Relining of either rigid or flexible culverts may be done either by slip lining or by installing a flexible liner. Slip lining is merely the insertion of a prefabricated pipe inside an existing pipe. The most common insertion pipes are either corrugated metal or plastic. Obviously, the cross-sectional area of the pipe will be reduced. This will likely affect the hydraulic capacity of the culvert. If a smooth plastic pipe is utilized, the velocity of the flow may be increased, in part offsetting the reduction in the capacity due to the decreased area. Should this be the case, the downstream end of the culvert should be investigated to prevent additional erosion. Regardless of the type of pipe inserted, the annular space between the inside of the existing pipe and the outside of the inserted pipe should be grouted. The final product is comparable to a new culvert, placed with little disruption to the traveling public.

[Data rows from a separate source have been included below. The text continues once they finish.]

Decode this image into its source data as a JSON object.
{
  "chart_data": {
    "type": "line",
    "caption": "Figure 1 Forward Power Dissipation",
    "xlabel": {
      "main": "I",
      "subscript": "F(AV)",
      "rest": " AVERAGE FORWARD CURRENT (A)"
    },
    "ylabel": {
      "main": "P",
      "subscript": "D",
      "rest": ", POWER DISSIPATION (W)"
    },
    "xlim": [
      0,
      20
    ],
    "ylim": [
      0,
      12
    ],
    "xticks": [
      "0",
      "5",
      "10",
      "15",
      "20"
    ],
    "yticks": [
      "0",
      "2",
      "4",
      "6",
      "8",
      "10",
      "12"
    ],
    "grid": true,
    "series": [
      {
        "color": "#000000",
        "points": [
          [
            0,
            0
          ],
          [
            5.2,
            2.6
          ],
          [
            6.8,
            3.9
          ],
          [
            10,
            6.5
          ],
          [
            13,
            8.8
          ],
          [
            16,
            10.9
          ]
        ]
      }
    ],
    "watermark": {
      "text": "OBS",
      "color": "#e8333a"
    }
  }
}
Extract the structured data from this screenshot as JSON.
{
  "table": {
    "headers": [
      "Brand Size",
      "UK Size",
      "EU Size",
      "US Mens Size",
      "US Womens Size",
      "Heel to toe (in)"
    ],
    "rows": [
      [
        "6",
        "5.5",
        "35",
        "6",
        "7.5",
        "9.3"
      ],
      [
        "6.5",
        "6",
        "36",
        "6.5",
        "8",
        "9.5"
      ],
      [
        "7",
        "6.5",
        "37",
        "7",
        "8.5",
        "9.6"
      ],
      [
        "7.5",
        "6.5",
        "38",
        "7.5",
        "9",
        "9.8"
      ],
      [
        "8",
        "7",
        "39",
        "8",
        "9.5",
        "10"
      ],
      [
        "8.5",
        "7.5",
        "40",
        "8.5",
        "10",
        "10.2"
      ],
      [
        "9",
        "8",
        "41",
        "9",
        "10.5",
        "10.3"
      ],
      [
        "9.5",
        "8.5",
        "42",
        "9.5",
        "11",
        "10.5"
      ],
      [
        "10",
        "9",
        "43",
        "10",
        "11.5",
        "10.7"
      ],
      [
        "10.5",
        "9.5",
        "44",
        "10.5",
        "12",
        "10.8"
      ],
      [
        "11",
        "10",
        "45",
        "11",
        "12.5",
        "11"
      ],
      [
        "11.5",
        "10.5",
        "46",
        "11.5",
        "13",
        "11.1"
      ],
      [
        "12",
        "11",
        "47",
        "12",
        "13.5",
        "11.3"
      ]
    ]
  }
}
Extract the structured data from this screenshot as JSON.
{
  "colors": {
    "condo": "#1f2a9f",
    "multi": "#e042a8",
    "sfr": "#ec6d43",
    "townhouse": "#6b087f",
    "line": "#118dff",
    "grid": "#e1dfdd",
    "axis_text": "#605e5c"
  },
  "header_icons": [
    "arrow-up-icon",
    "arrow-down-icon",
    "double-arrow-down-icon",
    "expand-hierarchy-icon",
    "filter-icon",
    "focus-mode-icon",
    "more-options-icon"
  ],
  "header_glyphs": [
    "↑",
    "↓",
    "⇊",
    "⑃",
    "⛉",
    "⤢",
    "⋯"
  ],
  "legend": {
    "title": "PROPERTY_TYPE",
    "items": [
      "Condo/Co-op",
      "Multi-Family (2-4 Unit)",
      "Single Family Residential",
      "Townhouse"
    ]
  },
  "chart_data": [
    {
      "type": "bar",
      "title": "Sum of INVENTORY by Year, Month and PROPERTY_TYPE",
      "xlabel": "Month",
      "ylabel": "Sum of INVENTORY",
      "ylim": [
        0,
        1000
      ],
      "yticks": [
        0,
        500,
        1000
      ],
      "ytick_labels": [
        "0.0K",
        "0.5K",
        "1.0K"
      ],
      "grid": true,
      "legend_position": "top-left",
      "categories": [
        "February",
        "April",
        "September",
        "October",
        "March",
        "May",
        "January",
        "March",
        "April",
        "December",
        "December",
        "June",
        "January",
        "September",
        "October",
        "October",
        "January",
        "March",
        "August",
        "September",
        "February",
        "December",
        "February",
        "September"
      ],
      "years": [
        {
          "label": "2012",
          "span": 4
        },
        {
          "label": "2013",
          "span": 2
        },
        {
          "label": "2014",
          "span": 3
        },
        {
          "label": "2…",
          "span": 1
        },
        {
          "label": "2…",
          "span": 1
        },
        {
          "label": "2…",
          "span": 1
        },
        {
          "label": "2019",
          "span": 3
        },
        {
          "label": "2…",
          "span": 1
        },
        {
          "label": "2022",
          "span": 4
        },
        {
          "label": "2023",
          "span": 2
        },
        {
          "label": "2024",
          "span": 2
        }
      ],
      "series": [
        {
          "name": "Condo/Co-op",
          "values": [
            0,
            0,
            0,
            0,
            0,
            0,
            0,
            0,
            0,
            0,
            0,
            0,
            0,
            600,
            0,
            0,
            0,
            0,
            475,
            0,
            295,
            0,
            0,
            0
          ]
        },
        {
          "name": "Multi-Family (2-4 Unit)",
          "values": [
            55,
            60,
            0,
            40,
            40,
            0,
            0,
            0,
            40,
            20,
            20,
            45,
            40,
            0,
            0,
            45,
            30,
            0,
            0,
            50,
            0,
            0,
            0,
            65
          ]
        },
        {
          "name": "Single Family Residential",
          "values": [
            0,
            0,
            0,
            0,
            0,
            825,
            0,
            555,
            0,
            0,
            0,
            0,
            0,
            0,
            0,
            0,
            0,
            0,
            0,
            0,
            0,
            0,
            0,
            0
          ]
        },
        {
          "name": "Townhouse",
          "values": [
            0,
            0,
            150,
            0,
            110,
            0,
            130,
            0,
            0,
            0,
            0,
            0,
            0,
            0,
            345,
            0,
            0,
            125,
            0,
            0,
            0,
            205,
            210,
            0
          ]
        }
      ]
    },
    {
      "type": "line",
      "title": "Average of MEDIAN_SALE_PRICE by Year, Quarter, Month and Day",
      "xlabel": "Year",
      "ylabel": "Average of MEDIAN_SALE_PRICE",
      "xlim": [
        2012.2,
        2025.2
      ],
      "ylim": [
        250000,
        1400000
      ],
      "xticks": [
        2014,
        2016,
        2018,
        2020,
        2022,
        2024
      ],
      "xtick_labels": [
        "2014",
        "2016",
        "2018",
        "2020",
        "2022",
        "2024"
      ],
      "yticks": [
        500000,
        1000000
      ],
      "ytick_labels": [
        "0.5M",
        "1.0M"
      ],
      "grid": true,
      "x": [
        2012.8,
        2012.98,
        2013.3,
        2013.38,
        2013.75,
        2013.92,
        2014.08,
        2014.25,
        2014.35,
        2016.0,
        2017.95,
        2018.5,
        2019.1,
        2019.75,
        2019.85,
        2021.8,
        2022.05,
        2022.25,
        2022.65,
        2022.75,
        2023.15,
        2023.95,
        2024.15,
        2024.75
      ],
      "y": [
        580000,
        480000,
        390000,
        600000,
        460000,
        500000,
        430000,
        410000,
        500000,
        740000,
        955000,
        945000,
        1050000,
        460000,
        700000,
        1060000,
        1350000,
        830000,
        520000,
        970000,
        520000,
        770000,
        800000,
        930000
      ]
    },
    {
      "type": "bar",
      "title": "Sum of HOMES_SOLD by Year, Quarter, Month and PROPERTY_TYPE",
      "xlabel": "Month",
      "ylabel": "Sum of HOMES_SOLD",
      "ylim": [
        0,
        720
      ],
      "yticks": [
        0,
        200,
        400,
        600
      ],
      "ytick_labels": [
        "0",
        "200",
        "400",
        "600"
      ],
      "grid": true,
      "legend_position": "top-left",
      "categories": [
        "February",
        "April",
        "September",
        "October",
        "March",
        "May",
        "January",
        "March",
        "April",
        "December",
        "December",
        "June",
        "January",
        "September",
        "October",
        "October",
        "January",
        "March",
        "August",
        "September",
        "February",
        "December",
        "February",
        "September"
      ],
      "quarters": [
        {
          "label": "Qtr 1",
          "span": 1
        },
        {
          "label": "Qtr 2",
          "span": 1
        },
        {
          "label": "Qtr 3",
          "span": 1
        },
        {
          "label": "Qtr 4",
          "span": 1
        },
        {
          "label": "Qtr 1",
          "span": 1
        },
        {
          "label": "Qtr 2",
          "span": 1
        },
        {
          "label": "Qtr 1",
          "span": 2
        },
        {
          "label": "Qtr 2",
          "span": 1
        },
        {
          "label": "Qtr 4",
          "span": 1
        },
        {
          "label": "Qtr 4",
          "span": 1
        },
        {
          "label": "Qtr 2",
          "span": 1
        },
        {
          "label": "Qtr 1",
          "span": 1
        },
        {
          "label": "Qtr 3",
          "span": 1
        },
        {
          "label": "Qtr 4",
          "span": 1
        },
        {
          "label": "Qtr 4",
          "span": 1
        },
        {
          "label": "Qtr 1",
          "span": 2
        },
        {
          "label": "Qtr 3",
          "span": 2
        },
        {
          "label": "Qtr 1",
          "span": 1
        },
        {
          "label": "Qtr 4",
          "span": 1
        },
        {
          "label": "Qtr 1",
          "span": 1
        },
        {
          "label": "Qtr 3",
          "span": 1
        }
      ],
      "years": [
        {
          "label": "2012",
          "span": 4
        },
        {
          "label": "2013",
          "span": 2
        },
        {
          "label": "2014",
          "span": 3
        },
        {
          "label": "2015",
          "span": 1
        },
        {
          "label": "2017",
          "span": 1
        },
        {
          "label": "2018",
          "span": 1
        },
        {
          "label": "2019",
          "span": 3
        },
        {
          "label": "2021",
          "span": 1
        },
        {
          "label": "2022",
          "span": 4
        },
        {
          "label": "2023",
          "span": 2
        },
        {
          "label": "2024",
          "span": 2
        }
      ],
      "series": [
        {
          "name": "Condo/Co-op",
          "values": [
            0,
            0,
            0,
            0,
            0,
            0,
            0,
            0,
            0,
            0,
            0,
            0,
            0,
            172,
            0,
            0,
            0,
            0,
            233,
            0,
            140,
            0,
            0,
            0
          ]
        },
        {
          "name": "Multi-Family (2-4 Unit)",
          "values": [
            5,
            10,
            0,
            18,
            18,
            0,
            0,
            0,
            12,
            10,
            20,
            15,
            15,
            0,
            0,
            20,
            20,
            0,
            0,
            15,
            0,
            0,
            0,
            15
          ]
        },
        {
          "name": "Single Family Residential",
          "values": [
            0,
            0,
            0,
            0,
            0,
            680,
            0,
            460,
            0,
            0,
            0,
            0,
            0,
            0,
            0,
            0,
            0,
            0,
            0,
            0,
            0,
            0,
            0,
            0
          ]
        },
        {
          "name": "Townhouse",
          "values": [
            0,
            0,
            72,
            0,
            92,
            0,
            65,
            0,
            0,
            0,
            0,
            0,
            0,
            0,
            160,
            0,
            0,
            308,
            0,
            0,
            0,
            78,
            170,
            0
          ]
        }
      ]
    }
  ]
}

Another method of relining consists of inserting a flexible tube inside the damaged pipe. The flexible tube will generally consist of a resin liner, which, after being inserted inside the subject pipe, is expanded to fit the full cross-section of the pipe. It spans irregularities such as joints that may have opened. Flexible reline pipes are available in a variety of materials such as HDPE, PVC, and thermal-set resins. They are installed using a variety of methods such as fold and form, and inversion processes. The products are specified and designed on a project-by-project basis. Many of the rehabili­tation products can be designed to provide additional structural supprt to the existing pipe. The manufacturer of the material should be consulted as part of the overall design process.